Trente ans après sa révolution, la Mongolie traverse aujourd’hui une phase marquée par une interrogation générale sur les orientations adoptées depuis 1990. Les débats à l’œuvre sur le positionnement international du pays attestent des difficultés éprouvées par les autorités mongoles. L’écart entre les promesses esquissées au début des années 1990 et la réalité des évolutions politiques et économiques est au cœur du débat public. Il met en exergue la difficulté rencontrée par le pays à tirer parti de sa richesse en matières premières et à diversifier la structure de son économie pour promouvoir une meilleure qualité de vie et renforcer son positionnement international. Les alternances régulières, qui caractérisent la vie politique locale, n’ont, pour l’heure, pas permis de faire émerger de réelles alternatives politiques. Face à ce constat, la Mongolie aspire aujourd’hui à une plus grande stabilité alors que le pays a été fortement impacté par la crise sanitaire provoquée par la Covid-19. Cette aspiration s’est manifestée dans les urnes, avec la victoire du parti populaire aux dernières élections législatives et présidentielles. Elle est aussi notable au niveau institutionnel avec l’adoption d’une réforme constitutionnelle, à la fin de l’année 2019, qui doit permettre une plus grande efficacité de l’action publique. Les défis à relever restent néanmoins immenses et une absence d’avancées significatives pourrait susciter une exacerbation des critiques à l’égard des grandes orientations politiques, économiques et diplomatiques adoptées par le pays depuis 1990.
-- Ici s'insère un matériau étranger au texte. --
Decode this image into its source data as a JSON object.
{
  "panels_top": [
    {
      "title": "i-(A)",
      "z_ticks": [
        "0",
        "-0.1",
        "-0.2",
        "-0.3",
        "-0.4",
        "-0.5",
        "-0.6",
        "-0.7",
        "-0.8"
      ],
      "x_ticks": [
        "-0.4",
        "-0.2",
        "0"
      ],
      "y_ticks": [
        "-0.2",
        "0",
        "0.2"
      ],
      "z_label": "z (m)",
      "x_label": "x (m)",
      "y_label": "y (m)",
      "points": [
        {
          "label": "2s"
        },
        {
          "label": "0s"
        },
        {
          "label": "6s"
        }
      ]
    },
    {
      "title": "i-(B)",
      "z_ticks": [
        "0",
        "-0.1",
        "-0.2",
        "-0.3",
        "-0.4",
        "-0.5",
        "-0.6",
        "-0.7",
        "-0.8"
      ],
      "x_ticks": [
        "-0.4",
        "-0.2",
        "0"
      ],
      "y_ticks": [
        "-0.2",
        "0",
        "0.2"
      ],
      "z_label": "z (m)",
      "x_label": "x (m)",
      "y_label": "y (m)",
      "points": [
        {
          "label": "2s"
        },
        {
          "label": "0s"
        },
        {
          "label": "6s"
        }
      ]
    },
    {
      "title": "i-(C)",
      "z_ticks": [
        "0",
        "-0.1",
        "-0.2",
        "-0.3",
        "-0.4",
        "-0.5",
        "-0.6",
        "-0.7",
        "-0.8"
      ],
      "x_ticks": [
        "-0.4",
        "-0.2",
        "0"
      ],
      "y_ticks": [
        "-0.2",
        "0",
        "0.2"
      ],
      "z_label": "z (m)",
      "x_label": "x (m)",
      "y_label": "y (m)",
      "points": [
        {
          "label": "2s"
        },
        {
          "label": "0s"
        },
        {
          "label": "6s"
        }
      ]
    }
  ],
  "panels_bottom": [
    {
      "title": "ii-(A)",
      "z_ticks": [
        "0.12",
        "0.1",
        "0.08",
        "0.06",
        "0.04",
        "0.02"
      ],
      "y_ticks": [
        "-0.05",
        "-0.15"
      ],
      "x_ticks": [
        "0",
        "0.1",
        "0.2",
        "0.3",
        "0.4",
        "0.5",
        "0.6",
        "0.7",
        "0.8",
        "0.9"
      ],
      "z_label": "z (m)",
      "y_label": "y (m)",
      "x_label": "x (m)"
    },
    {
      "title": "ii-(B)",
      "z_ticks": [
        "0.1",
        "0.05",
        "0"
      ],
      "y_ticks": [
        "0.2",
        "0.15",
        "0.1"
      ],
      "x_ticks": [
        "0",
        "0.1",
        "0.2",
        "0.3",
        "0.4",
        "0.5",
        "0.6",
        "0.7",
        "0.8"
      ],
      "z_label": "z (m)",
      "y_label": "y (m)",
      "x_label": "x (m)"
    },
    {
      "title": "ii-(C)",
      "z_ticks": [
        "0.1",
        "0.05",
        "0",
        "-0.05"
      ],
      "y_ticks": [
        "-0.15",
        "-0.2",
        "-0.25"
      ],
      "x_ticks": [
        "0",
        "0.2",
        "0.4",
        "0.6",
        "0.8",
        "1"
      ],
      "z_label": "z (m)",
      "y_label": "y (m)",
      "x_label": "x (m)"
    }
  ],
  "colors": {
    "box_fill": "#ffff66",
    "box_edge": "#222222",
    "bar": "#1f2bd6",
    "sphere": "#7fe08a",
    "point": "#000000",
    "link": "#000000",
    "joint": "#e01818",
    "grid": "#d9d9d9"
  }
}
L’invasion russe de l’Ukraine a eu des répercussions indirectes en Mongolie. Elle a exposé le pays aux difficultés de son positionnement géographique et à son enclavement entre la Chine et la Russie. Les autorités locales ont fait le choix de la neutralité, conformément aux grandes lignes de leur stratégie de sécurité nationale. Cette attitude a néanmoins suscité des critiques intéressantes, qui témoignent de l’émergence d’une controverse politique illustrant la rupture du consensus partisan sur les questions stratégiques et de politique étrangère. Elle renvoie à un débat récent, celui de l’opportunité pour la Mongolie de se doter d’un statut de neutralité permanente.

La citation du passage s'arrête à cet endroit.